You asked me about the controversy between so-called fundamentalists and innovators. This division between one and the other is the most basic problem of the human being. The human being in general is always split up between this and that. Am I this or am I that? Am I the God or am I the Devil? Am I good or am I bad? Am I selfish or am I selfless? Am I black or am I white? Am I West or am I East? Am I a man or am I a woman? Constantly in the human history there is always a division. But the truth is that above and beyond this division there is one. There is no two. You are this and that. You need to be both fundamentalist and innovator.
In the mind of every fundamentalist there is an innovator and in the mind of every innovator there is a fundamentalist. They are two essential parts of the human being. You need to have your house and you need to go out too. There is no point asking, "Are you going to be in your house or are you going to be out of your house?" No-ho-ho!! Doesn't happen! You need to be in your house and you need to go out too. So I don't know if I am an innovator or a fundamentalist. I think I am both and I think all of us are both.

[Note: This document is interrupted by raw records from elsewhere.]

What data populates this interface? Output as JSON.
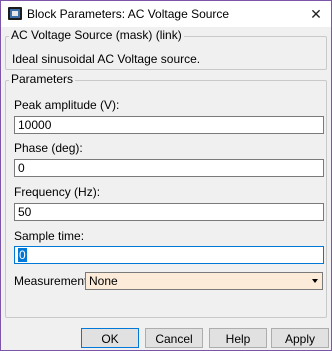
{
  "window": {
    "title": "Block Parameters: AC Voltage Source",
    "icon": "simulink-block-icon"
  },
  "block_group": {
    "title": "AC Voltage Source (mask) (link)",
    "description": "Ideal sinusoidal AC Voltage source."
  },
  "parameters": {
    "title": "Parameters",
    "fields": [
      {
        "label": "Peak amplitude (V):",
        "value": "10000"
      },
      {
        "label": "Phase (deg):",
        "value": "0"
      },
      {
        "label": "Frequency (Hz):",
        "value": "50"
      },
      {
        "label": "Sample time:",
        "value": "0"
      }
    ],
    "measurements_label": "Measurements",
    "measurements_value": "None"
  },
  "buttons": {
    "ok": "OK",
    "cancel": "Cancel",
    "help": "Help",
    "apply": "Apply"
  },
  "colors": {
    "window_border": "#7a55a8",
    "dropdown_bg": "#fcebd8",
    "accent": "#0078d7"
  }
}
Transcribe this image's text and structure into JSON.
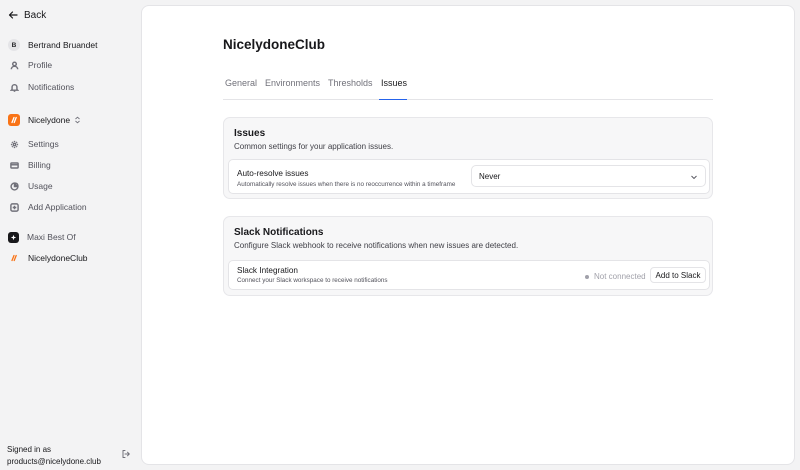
{
  "sidebar": {
    "back_label": "Back",
    "user": {
      "initial": "B",
      "name": "Bertrand Bruandet"
    },
    "user_items": [
      {
        "label": "Profile",
        "icon": "user-icon"
      },
      {
        "label": "Notifications",
        "icon": "bell-icon"
      }
    ],
    "app_switcher": {
      "label": "Nicelydone"
    },
    "app_items": [
      {
        "label": "Settings",
        "icon": "gear-icon"
      },
      {
        "label": "Billing",
        "icon": "credit-card-icon"
      },
      {
        "label": "Usage",
        "icon": "chart-pie-icon"
      },
      {
        "label": "Add Application",
        "icon": "plus-circle-icon"
      }
    ],
    "apps": [
      {
        "label": "Maxi Best Of"
      },
      {
        "label": "NicelydoneClub"
      }
    ],
    "signed_in_label": "Signed in as",
    "signed_in_email": "products@nicelydone.club"
  },
  "main": {
    "title": "NicelydoneClub",
    "tabs": [
      {
        "label": "General"
      },
      {
        "label": "Environments"
      },
      {
        "label": "Thresholds"
      },
      {
        "label": "Issues",
        "active": true
      }
    ],
    "issues_card": {
      "title": "Issues",
      "subtitle": "Common settings for your application issues.",
      "auto_resolve": {
        "label": "Auto-resolve issues",
        "help": "Automatically resolve issues when there is no reoccurrence within a timeframe",
        "value": "Never"
      }
    },
    "slack_card": {
      "title": "Slack Notifications",
      "subtitle": "Configure Slack webhook to receive notifications when new issues are detected.",
      "integration": {
        "label": "Slack Integration",
        "help": "Connect your Slack workspace to receive notifications",
        "status": "Not connected",
        "button": "Add to Slack"
      }
    }
  },
  "colors": {
    "accent": "#2563eb",
    "app_logo": "#f97316",
    "background": "#f3f3f4"
  }
}
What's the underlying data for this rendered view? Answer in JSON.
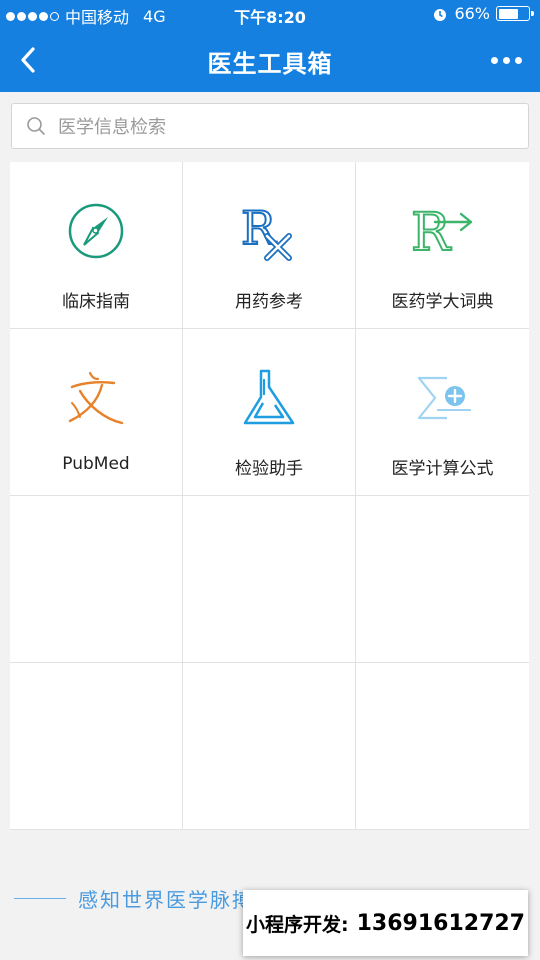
{
  "status_bar": {
    "carrier": "中国移动",
    "network": "4G",
    "time": "下午8:20",
    "battery": "66%",
    "battery_level": 0.66
  },
  "nav": {
    "title": "医生工具箱",
    "back_icon": "chevron-left-icon",
    "more_icon": "more-dots-icon"
  },
  "search": {
    "placeholder": "医学信息检索"
  },
  "tools": [
    {
      "label": "临床指南",
      "icon": "compass-icon"
    },
    {
      "label": "用药参考",
      "icon": "rx-icon"
    },
    {
      "label": "医药学大词典",
      "icon": "dictionary-r-icon"
    },
    {
      "label": "PubMed",
      "icon": "pubmed-icon"
    },
    {
      "label": "检验助手",
      "icon": "flask-icon"
    },
    {
      "label": "医学计算公式",
      "icon": "sigma-plus-icon"
    }
  ],
  "slogan": "感知世界医学脉搏",
  "promo": {
    "label": "小程序开发:",
    "phone": "13691612727"
  },
  "colors": {
    "brand": "#1580e0",
    "compass": "#1a9a7a",
    "rx": "#1a6fc0",
    "dictionary": "#3cb56a",
    "pubmed": "#e8822a",
    "flask": "#1e9ee0",
    "sigma": "#7cc4ee"
  }
}
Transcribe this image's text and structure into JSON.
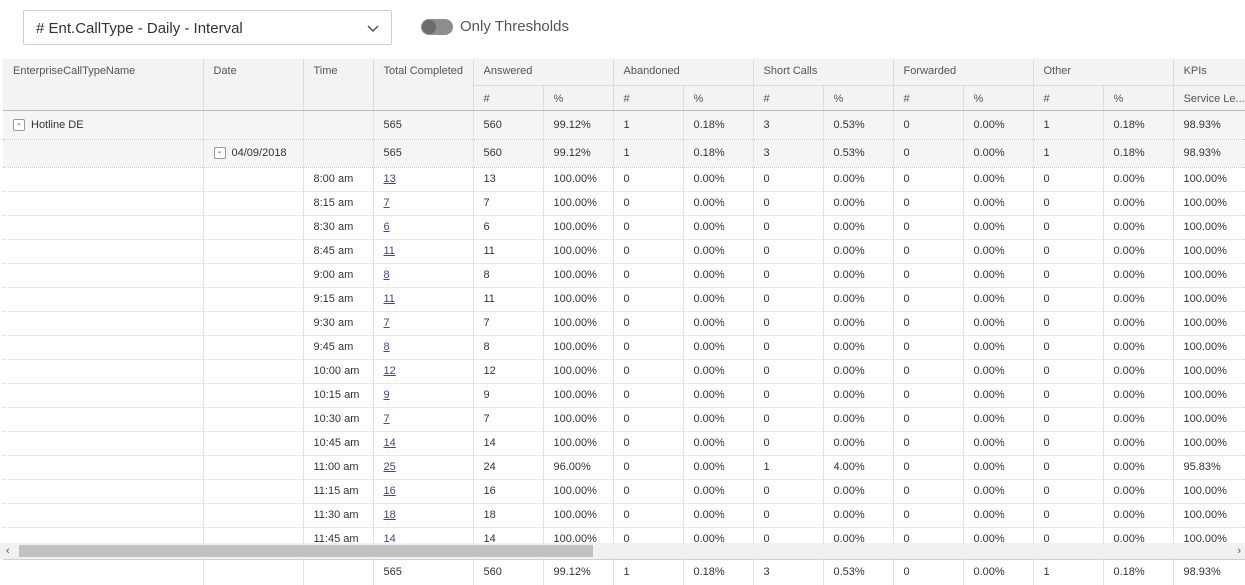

If we deny one part of us, then there is the division. I think I am both man and woman. I am both left brained and right brained. I am materialistic and spiritual, a scientist and an artist, a human and an animal, a child and an adult, selfish and selfless. I am both sides of every coin. In the same way, I think I am both innovator and fundamentalist. We should accept that both the sides are going to "be" and both are right. So it's not "you or me" it's "you and me" and it's "me and me" also. It's all within us. In my understanding of homeopathy, when you fight something outside of you, you actually fight something inside of you.